Businesses will not be required to issue written verification for employees that are an essential worker. Should an enforcement official stop your staff, no proof or verification is needed beyond a verbal statement by the employee that they are on their way to work. RCC will continue to work with Ontario and the OPP to ensure efficiency in enforcement.
In addition, there are new restrictions on hours of operation for retailers. Pick-up/in-store purchases must occur between 7 a.m. and 8 p.m. for:
- Retailers selling alcohol or cannabis
- Retailers who are deemed “non-essential” and are conducting curbside sales
Retail operations for those above are not allowed to occur beyond those hours. This means that only grocery stores, big box/discount retailers selling groceries, and pharmacies will maintain the ability to sell beyond those hours.
There will be restrictions on construction and manufacturing. RCC will provide more information on this as it becomes available. Finally, outdoor social gathering limits are reduced to five persons, and mask wearing is required in all public spaces.
RCC will continue to advocate to the government for the safe reopening of all retailers.
For more information, email Sebastian Prins at email@example.com.
Frequently Asked Questions
Can an employee stay later than 8pm?
Based on RCC’s conversations, the answer is yes, so long as no products are provided to customers between 8pm and 7am. In other words, if an employee is staying past 8pm to complete closing, to do inventory checks, or to prep orders for the next day, that is fine.
Are employees included in the 50% or 25% capacity calculations for essential retail?
Employees are excluded from all capacity calculations for essential retail. Ontario has made it clear that store capacity limits are for customers only (not customers + employees). After using the RCC capacity calculator, you need only ensure that there are no more customers in the store than that figure.
Answers to Frequently Asked Questions provided by the Government of Ontario
Why is the province issuing a stay-at-home order while also permitting curb-side pickup?
This question assumes every single person in Ontario has easy access to online shopping or that there is a big-box retailer in their community. This isn’t the case for many Ontarians who live in rural and remote areas.
We’ve learned a lot over the past year responding to this pandemic, including the fact that what may be essential to someone in Timmins and how they buy that item may not be essential to someone in downtown Toronto, who can easily buy items online for delivery. The Government of Ontario determining what retailers may be considered essential risks cutting off many Ontarians who don’t live in Toronto or an urban centre from access to necessary goods.

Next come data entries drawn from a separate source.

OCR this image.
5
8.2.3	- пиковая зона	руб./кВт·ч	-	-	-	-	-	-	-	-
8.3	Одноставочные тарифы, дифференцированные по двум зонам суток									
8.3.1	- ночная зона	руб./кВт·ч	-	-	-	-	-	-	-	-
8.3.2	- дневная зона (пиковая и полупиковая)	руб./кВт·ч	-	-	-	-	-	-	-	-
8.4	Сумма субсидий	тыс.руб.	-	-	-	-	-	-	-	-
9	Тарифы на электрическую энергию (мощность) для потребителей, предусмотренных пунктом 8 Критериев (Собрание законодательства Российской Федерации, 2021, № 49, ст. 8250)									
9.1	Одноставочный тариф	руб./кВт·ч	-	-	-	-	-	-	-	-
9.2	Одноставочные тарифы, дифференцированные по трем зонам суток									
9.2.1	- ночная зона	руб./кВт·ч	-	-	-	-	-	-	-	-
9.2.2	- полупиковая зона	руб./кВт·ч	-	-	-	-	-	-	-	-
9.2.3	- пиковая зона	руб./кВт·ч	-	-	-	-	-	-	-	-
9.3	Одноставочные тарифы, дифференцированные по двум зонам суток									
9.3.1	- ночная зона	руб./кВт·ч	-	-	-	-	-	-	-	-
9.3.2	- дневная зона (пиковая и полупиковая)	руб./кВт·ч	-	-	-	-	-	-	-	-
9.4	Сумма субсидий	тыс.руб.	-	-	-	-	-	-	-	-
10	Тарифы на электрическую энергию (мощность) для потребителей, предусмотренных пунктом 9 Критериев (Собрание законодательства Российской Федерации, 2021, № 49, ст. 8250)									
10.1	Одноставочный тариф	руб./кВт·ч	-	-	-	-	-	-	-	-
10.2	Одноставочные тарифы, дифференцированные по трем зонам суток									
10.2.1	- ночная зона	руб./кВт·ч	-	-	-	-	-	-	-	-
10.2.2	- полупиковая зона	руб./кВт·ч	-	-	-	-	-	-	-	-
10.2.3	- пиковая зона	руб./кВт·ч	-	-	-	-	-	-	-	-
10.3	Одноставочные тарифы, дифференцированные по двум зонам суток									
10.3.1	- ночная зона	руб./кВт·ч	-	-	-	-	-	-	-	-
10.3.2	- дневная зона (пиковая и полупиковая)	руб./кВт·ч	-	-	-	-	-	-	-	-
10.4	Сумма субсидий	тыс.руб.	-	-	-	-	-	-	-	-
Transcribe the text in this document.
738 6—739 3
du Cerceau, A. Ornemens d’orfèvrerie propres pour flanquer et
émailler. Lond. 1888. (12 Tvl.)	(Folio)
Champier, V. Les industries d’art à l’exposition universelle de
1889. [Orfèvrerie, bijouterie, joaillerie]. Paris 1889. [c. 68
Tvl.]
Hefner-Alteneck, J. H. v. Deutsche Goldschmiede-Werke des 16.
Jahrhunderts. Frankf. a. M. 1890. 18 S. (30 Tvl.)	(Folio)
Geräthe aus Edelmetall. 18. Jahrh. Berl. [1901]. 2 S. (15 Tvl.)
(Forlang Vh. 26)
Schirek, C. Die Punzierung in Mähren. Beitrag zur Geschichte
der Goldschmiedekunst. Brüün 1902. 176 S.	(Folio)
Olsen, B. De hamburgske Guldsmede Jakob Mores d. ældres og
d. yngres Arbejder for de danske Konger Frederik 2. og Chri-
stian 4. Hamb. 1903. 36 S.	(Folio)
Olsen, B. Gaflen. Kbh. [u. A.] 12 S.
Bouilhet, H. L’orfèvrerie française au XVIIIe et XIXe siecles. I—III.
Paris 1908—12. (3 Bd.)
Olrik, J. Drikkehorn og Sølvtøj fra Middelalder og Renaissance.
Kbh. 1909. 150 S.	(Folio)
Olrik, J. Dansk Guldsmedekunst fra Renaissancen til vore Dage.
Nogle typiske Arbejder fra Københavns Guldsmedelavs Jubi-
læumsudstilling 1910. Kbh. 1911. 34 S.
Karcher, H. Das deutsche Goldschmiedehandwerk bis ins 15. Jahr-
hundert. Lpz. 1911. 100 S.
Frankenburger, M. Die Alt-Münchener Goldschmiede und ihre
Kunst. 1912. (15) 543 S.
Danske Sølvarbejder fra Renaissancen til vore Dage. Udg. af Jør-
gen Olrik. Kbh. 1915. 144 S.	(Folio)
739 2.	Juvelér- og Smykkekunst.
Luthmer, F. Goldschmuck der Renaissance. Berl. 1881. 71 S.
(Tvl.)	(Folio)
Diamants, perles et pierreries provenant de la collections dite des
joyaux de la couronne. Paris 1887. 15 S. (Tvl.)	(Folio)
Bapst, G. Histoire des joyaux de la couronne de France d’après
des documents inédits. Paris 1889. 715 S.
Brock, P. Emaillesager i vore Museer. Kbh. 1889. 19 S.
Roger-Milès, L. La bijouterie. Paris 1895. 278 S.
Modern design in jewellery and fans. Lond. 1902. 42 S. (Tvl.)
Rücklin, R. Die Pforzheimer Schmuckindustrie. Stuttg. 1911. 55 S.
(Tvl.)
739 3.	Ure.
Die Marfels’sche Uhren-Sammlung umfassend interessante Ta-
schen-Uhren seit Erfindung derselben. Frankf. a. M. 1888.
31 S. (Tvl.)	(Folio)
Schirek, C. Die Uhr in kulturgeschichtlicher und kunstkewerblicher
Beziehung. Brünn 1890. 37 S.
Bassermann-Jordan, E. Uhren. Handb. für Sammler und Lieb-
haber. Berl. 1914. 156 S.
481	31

What is an essential item?
The Government of Ontario cannot determine what is essential for every person in this province, each with their own unique circumstances and regional considerations. Legally defining what is essential risks cutting people off from goods that may legitimately be necessary for their health, well-being and safety.
What is an essential trip?
The Government of Ontario cannot determine what is essential for every person in this province, each with their own unique circumstances and regional considerations. That said, we have provided broad categories that people should consider before leaving their home: food, health-care services, including medication, exercise or work, where someone’s job cannot be done at home.
What is essential work?
The stay-at-home order does not define what work or jobs are essential. Rather, it now mandates that anyone who can work from home must now do so. For example, someone working in retail obviously can’t do their job from home and would be permitted to go to work.
Why hasn’t the province defined who can or should work from home?
The Government of Ontario cannot review tens of millions of job descriptions to determine who can work from home. As such, we are relying on the best judgment and common sense of employers to determine who can do so. If an employee believes they should be working from home, they can contact the Ministry of Labour to file a health and safety complaint.